I went to see this with my sister. She said she couldn't remember the last time she'd seen it. Then, upon leaving the cinema, she commented that she wasn't sure she'd actually ever seen it in its entirety. Kind Hearts is one of those films which my generation by and large feels as though it has seen, even if it hasn't. It occupies its own, obscure place in the national psyche. In its way, it is as British as Loach or Hancock. The audience at the NFT revelled in the screening; it isn't every time you go there that an audience seems to bask so contentedly in the shade of its screen. There is a peculiar moment, however, towards the end of the film, when Price and Greenwood, both making acting look effortless, have an exchange which included that phrase 'ten little niggers'. For a split second, the glow was punctured, the gap between the eras rent asunder. On one level Kind Hearts encapsulates a kind of ageless quality of Britishness. On another, it belongs to another era altogether.

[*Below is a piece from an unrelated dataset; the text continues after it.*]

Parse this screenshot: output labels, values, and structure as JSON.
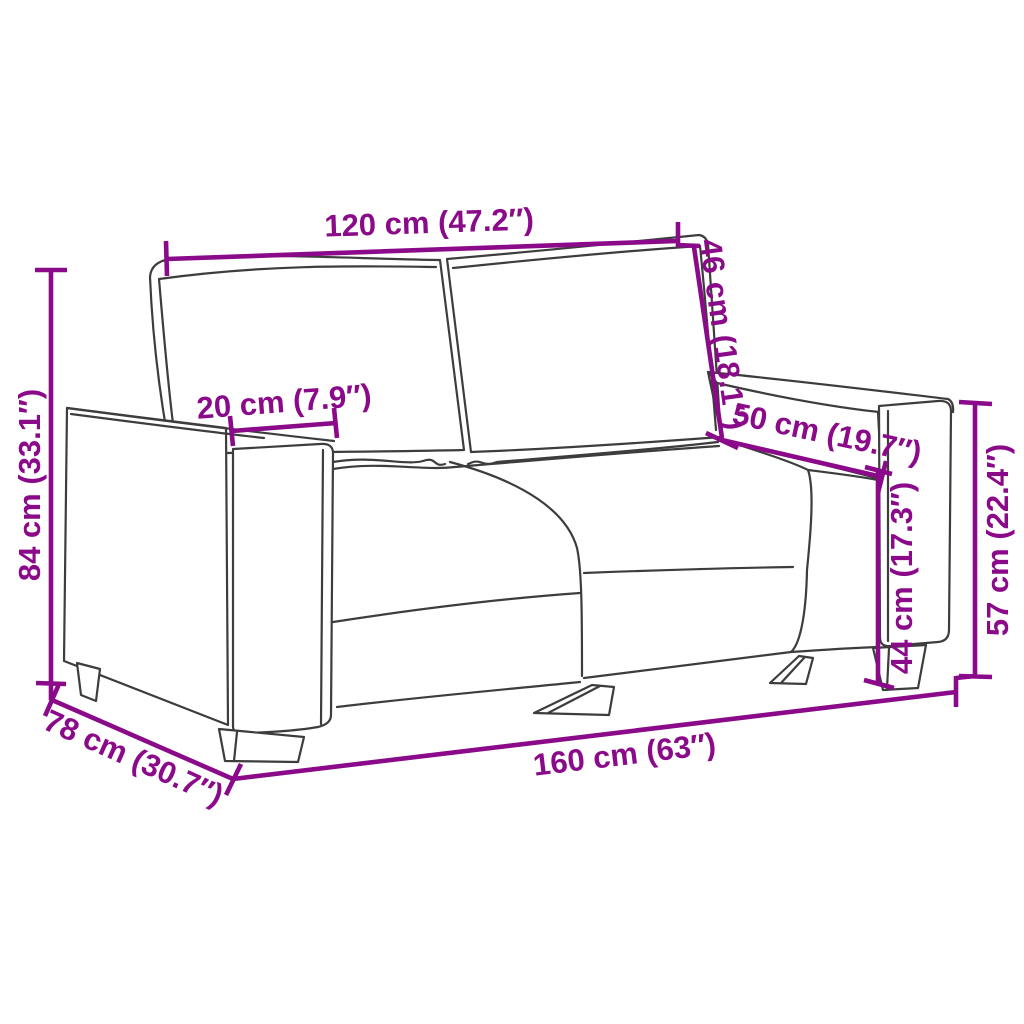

What is this ageless quality? It is distilled in the performances of the film's leading actors. The first is that of Dennis Price, the would-be Baronet and serial killer. Price invests the part with an insouciance which is almost Gallic. He is descended from the ranks of Sidney Carlton, Oscar Wilde and Hamlet. The absurdity of existence always flirting with its actuality. However, unlike the French, the Bristish never succumb to or indulge that absurdity. Rather it is incorporated. Into our customs, our sexuality and our disdain for the serious. So many of the greatest British characters succeed in capturing this disdain, upto and including Bond. The rules are paid lip-service, and then broken. Greenwood, that most under-rated of actresses, enters into this game with gusto. It justifies both her affair and her complete lack of scruples at the end. In contrast to these two, there is the famouly Titanic performance of Guiness, playing eight different characters. There is something heroically ridiculous about Guiness' performance, a bit like our empire and our delusions of grandeur. That Price should exercise that other aspect of Britishness to bring down the Guiness set seems entirely appropriate. As though our devilish good nature is triumphing over our pompous banality.

These traits persist in our psyche today. If I was being mischevious I might call it the battle between Pinter annd Hare. Hamer pinpoints this conflict with glee. In addition to this, there is a faultlessness about the film's tempo and execution which lends it the quality of a classic. As with any work of art, it is of its time, a time that has long since elapsed. But Kind Hearts manages to transcend its time and remain one of the most British, and beautifully British, films ever made.